Banks have hit a ceiling on the amount of deposits they want to carry from companies — so much so that banks don’t know what to do with them, The Wall Street Journal reported Wednesday (June 9).
Corporate executives had hurried to raise money when the pandemic began last year and banks have been holding it ever since.
Because companies are reluctant to borrow from them, the banks can’t turn the money into income-generating loans as they normally would, which has put a damper on their profit margins.
In light of that, some banks have begun urging their corporate customers to spend their cash on their businesses or move it elsewhere.
Bankers thought the improving economy would reduce the pandemic-era tendency of companies to keep holding cash. However, the deposits have not slowed even in recent weeks as vaccines continued going out and things kept opening back up.

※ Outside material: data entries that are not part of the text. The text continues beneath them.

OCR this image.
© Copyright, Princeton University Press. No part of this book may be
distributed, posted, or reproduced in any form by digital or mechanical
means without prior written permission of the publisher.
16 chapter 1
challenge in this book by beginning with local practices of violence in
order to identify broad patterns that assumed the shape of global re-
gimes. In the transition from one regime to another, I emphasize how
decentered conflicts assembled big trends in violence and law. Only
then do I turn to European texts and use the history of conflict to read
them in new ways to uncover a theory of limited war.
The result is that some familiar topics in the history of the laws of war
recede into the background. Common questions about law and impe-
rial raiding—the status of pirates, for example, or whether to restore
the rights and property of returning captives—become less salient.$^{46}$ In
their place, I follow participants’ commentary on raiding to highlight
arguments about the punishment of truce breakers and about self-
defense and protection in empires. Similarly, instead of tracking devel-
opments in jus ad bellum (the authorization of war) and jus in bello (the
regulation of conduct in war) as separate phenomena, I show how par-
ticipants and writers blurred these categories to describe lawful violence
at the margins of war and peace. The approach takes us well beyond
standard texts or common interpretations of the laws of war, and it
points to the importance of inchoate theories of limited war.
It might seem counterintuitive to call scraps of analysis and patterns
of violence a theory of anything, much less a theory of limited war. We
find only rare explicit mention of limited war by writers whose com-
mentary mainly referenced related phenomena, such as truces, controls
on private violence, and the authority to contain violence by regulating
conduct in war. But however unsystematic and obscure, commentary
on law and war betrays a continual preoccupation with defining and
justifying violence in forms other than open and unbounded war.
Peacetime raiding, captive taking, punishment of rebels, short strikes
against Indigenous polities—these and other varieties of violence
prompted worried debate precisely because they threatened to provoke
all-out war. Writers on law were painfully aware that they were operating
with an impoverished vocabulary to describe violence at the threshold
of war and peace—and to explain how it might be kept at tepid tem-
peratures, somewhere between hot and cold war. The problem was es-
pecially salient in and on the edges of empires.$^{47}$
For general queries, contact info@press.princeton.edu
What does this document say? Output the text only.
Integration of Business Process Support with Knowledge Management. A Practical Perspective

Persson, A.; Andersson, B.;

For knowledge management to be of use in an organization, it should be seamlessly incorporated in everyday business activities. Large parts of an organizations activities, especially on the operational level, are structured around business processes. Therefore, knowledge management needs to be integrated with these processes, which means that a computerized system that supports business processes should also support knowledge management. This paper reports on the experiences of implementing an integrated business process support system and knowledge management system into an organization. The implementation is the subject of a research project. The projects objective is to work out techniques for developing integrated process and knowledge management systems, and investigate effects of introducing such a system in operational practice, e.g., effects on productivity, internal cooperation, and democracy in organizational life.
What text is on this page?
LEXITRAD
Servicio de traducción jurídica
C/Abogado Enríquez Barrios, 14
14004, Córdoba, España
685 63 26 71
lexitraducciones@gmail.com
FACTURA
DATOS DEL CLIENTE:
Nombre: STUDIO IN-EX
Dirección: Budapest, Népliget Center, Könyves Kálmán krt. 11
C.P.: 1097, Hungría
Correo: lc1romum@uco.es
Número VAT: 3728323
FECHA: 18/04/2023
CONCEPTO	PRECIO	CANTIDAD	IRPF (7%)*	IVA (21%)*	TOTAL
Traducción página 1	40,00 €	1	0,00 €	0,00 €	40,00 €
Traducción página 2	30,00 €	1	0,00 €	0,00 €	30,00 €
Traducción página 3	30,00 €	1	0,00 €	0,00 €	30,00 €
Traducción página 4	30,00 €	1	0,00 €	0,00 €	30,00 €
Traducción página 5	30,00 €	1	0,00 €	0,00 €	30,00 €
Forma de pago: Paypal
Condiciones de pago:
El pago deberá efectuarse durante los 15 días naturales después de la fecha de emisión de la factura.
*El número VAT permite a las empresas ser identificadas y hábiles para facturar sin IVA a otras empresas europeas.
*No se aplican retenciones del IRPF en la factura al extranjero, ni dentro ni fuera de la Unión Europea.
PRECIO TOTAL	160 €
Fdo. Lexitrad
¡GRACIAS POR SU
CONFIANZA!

According to some chief financial officers, such as Matthew Ellis, chief financial officer of telecommunications company Verizon Communications, the reason is because they’re simply not ready to implement big changes. Ellis said his company has been running on elevated cash balances for a year now. Because of that, there’s not been any decisions on if or when to change that, he added.
Among the banks wanting to unload cash are JPMorgan Chase and Citigroup, PYMNTS reported in May. There were loosened capital rules put into place in the early stages of the pandemic, which had the effect of helping lenders deal with the increase in deposits they were seeing.
However, that was ended by the Fed last month and now some banks are having to look closer at who they’re letting make deposits.
JPMorgan CFO Jennifer Piepszak said in a March earnings call that this was an unusual practice for banks, saying it wouldn’t be positive if it continued in the long run.